Sartre correctly describes Genet’s spiritually most ambitious book, Funeral Rites, as “a tremendous effort of transubstantiation.” Genet relates how he transformed the whole world into the corpse of his dead lover, Jean Decarnin, and this young corpse into his own penis. “The Marquis de Sade dreamt of extinguishing the fires of Etna with his sperm,” Sartre observes. “Genet’s arrogant madness goes further: he jerks off the Universe.” Jerking off the universe is perhaps what all philosophy, all abstract thought is about: an intense, and not very sociable pleasure, which has to be repeated again and again. It is a rather good description, anyway, of Sartre’s own phenomenology of consciousness. And, certainly, it is a perfectly fair description of what Genet is about."

-Susan Sontag, en Sartre’s Saint Genet, de Against Interpretation.

miércoles, 1 de julio de 2020

Lévi Strauss

"To the general reader, perhaps the most striking example of Lévi-Strauss’ theoretical agnosticism is his view of myth. He treats myth as a purely formal mental operation, without any psychological content or any necessary connection with rite. Specific narratives are exposed as logical designs for the description and possibly the softening of the rules of the social game when they give rise to a tension or contradiction. For Lévi-Strauss, the logic of mythic thought is fully as rigorous as that of modern science. The only difference is that this logic is applied to different problems. Contrary to Mircea Eliade, his most distinguished opponent in the theory of primitive religion, Lévi-Strauss argues that the activity of the mind in imposing form on content is fundamentally the same for all minds, archaic and modern. Lévi-Strauss sees no difference in quality between the scientific thinking of modern “historical” societies and the mythic thinking of prehistoric communities."

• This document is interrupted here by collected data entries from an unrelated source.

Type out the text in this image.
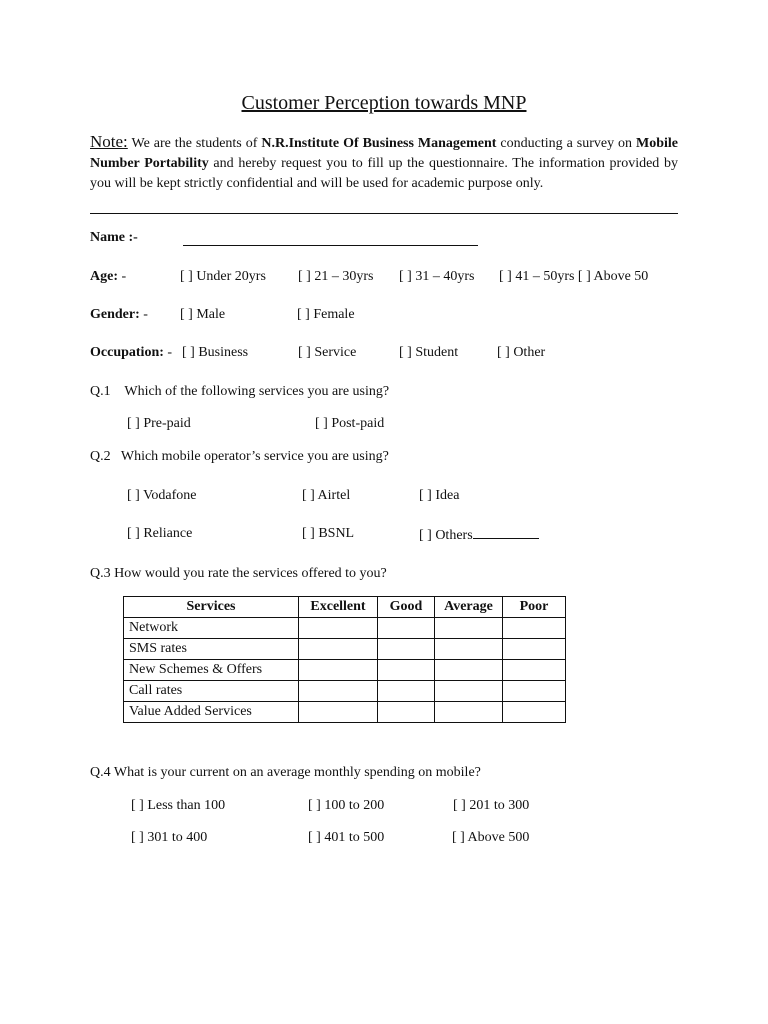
Customer Perception towards MNP
Note: We are the students of N.R.Institute Of Business Management conducting a survey on Mobile Number Portability and hereby request you to fill up the questionnaire. The information provided by you will be kept strictly confidential and will be used for academic purpose only.
Name :-
Age: -	[ ] Under 20yrs [ ] 21 – 30yrs [ ] 31 – 40yrs [ ] 41 – 50yrs [ ] Above 50
Gender: - [ ] Male	[ ] Female
Occupation: - [ ] Business	[ ] Service	[ ] Student	[ ] Other
Q.1    Which of the following services you are using?
[ ] Pre-paid	[ ] Post-paid
Q.2   Which mobile operator’s service you are using?
[ ] Vodafone	[ ] Airtel	[ ] Idea
[ ] Reliance	[ ] BSNL	[ ] Others
Q.3 How would you rate the services offered to you?
Services	Excellent	Good	Average	Poor
Network				
SMS rates				
New Schemes & Offers				
Call rates				
Value Added Services				
Q.4 What is your current on an average monthly spending on mobile?
[ ] Less than 100	[ ] 100 to 200	[ ] 201 to 300
[ ] 301 to 400	[ ] 401 to 500	[ ] Above 500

"Any serious critique of Lévi-Strauss, however, must deal with the fact that, ultimately, his extreme formalism is a moral choice, and (more surprisingly) a vision of social perfection. Radically anti-historicist, he refuses to differentiate between “primitive” and “historical” societies. Primitives have a history; but it is unknown to us. And historical consciousness (which they do not have), he argues in the attack on Sartre, is not a privileged mode of consciousness. There are only what he revealingly calls “hot” and “cold” societies. The hot societies are the modern ones, driven by the demons of historical progress. The cold societies are the primitive ones, static, crystalline, harmonious. Utopia, for Lévi-Strauss, would be a great lowering of the historical temperature. In his inaugural lecture at the Collège de France, Lévi-Strauss outlined a post-Marxist vision of freedom in which man would finally be freed from the obligation to progress, and from “the age-old curse which forced it to enslave men in order to make progress possible.” Then:

history would henceforth be quite alone, and society, placed outside and above history, would once again be able to assume that regular and quasi-crystalline structure which, the best-preserved primitive societies teach us, is not contradictory to humanity. It is in this admittedly Utopian view that social anthropology would find its highest justification, since the forms of life and thought which it studies would no longer be of mere historic and comparative interest. They would correspond to a permanent possibility of man, over which social anthropology would have a mission to stand watch, especially in man’s darkest hours.

The anthropologist is thus not only the mourner of the cold world of the primitives, but its custodian as well. Lamenting among the shadows, struggling to distinguish the archaic from the pseudoarchaic, he acts out a heroic, diligent, and complex modern pessimism."

-Susan Sontag, de The anthropologist as hero, en Against Interpretation.